Stobrod’s return and his connection with a community of outliers both disrupts the calm continuity of the women’s lives and shows the novel’s thematic opposition between the natural and man-made worlds. His sudden appearance at the fodder crib reminds Ada and Ruby that not all events may be explained by reference to the natural world—they had assumed that a small creature had been stealing their corn—but instead that men can manipulate, change, and sometimes threaten. Although Ruby is wary of helping her father, Ada’s generosity in sharing food with Stobrod shows her new openness of character and interest in her friend’s family.
One way that the novel follows through on its exploration of the differences between man-made and natural phenomena is by focusing on music, which plays an important role in these chapters. Stobrod’s repertoire of 900 fiddle tunes foregrounds the motif of sound and harmony that runs through the text. Ruby’s father talks about the tune he played to the dying girl, a melody that has now become a “habit” and that serves to give “order and meaning to a day’s end.” Ada finds it remarkable that music has redeemed Stobrod, even if this is only a partial redemption, and remains optimistic that everyone can make something of his or her life. Frazier shows how Stobrod has found something to give his life meaning, a thing for which both Ada and Inman are searching. Music also appears as a backdrop to Ada and Ruby’s natural environment. The dry scratching of the leaves in the trees is much like the snake rattle in Stobrod’s fiddle, although it does not carry the same sense of alarm or warning.
Music is similarly important in the “bride bed full of blood” chapter. Sara’s singing holds Inman’s attention because the words of her lullabies are full of pain and horror. Frazier suggests that, because tragedy is all Sara has known, it is all that she can sing about. Inman interprets her singing as a sign of her bravery. He identifies in it a touch of the “specter world,” a comment that calls to mind his belief in an invisible world. The routine that Inman and Sara develop—of lying beside each other in Sara’s bed like husband and wife—is both powerful and pathetic. It symbolizes a comfortable and content domesticity that Sara never again will know. Once again, Inman’s journey draws him into a world of pain in which he bears witness to the sadness and hopelessness of other people’s lives.

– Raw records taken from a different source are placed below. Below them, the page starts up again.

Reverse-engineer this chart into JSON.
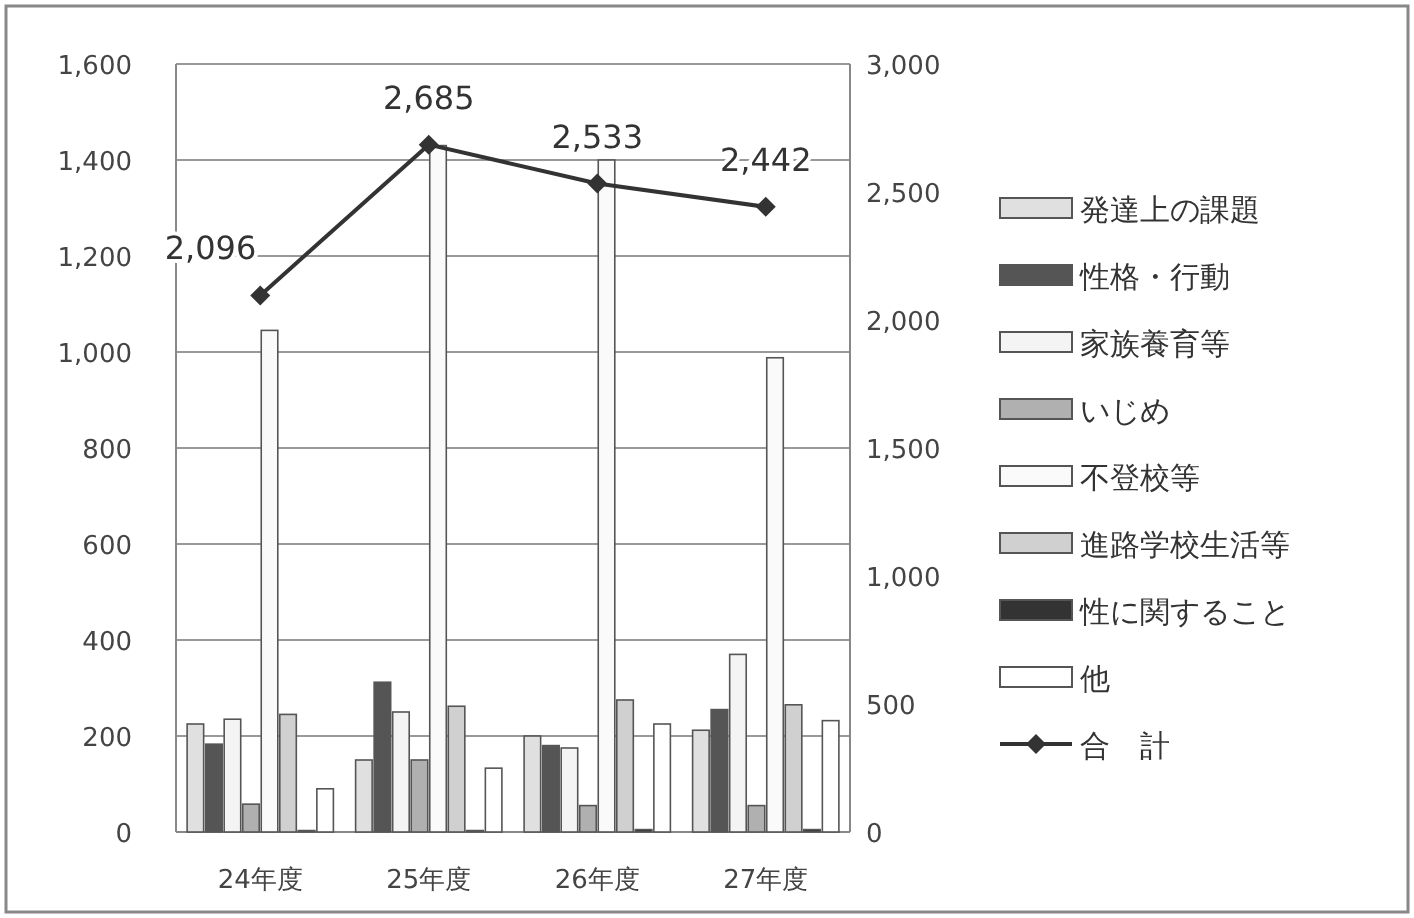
{
  "chart_data": {
    "type": "bar",
    "categories": [
      "24年度",
      "25年度",
      "26年度",
      "27年度"
    ],
    "series": [
      {
        "name": "発達上の課題",
        "color": "#e0e0e0",
        "values": [
          225,
          150,
          200,
          212
        ]
      },
      {
        "name": "性格・行動",
        "color": "#555555",
        "values": [
          183,
          312,
          180,
          255
        ]
      },
      {
        "name": "家族養育等",
        "color": "#f4f4f4",
        "values": [
          235,
          250,
          175,
          370
        ]
      },
      {
        "name": "いじめ",
        "color": "#b0b0b0",
        "values": [
          58,
          150,
          55,
          55
        ]
      },
      {
        "name": "不登校等",
        "color": "#fafafa",
        "values": [
          1045,
          1430,
          1400,
          988
        ]
      },
      {
        "name": "進路学校生活等",
        "color": "#d0d0d0",
        "values": [
          245,
          262,
          275,
          265
        ]
      },
      {
        "name": "性に関すること",
        "color": "#333333",
        "values": [
          3,
          3,
          5,
          5
        ]
      },
      {
        "name": "他",
        "color": "#ffffff",
        "values": [
          90,
          133,
          225,
          232
        ]
      },
      {
        "name": "合　計",
        "type": "line",
        "axis": "y2",
        "color": "#333333",
        "marker": "diamond",
        "values": [
          2096,
          2685,
          2533,
          2442
        ],
        "value_labels": [
          "2,096",
          "2,685",
          "2,533",
          "2,442"
        ]
      }
    ],
    "ylim": [
      0,
      1600
    ],
    "yticks": [
      {
        "value": 0,
        "label": "0"
      },
      {
        "value": 200,
        "label": "200"
      },
      {
        "value": 400,
        "label": "400"
      },
      {
        "value": 600,
        "label": "600"
      },
      {
        "value": 800,
        "label": "800"
      },
      {
        "value": 1000,
        "label": "1,000"
      },
      {
        "value": 1200,
        "label": "1,200"
      },
      {
        "value": 1400,
        "label": "1,400"
      },
      {
        "value": 1600,
        "label": "1,600"
      }
    ],
    "y2lim": [
      0,
      3000
    ],
    "y2ticks": [
      {
        "value": 0,
        "label": "0"
      },
      {
        "value": 500,
        "label": "500"
      },
      {
        "value": 1000,
        "label": "1,000"
      },
      {
        "value": 1500,
        "label": "1,500"
      },
      {
        "value": 2000,
        "label": "2,000"
      },
      {
        "value": 2500,
        "label": "2,500"
      },
      {
        "value": 3000,
        "label": "3,000"
      }
    ],
    "grid": "y",
    "legend": "right"
  }
}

However, Inman is prepared to act as well as to listen. Inman realizes that he has to kill the three Federal soldiers so that Sara and her baby won’t starve. Although this act troubles Inman, he recognizes that he has suffered and seen worse acts committed in the name of war. Just as Inman killed the immoral Junior in “to live like a gamecock,” here he brings retribution to the Federal soldiers. Frazier casts his protagonist in the light of an avenger concerned with equalizing some of life’s inequalities. Inman’s acts prove that he has not lost the warrior instinct that preserved him in battle and that now fires his determination to return home.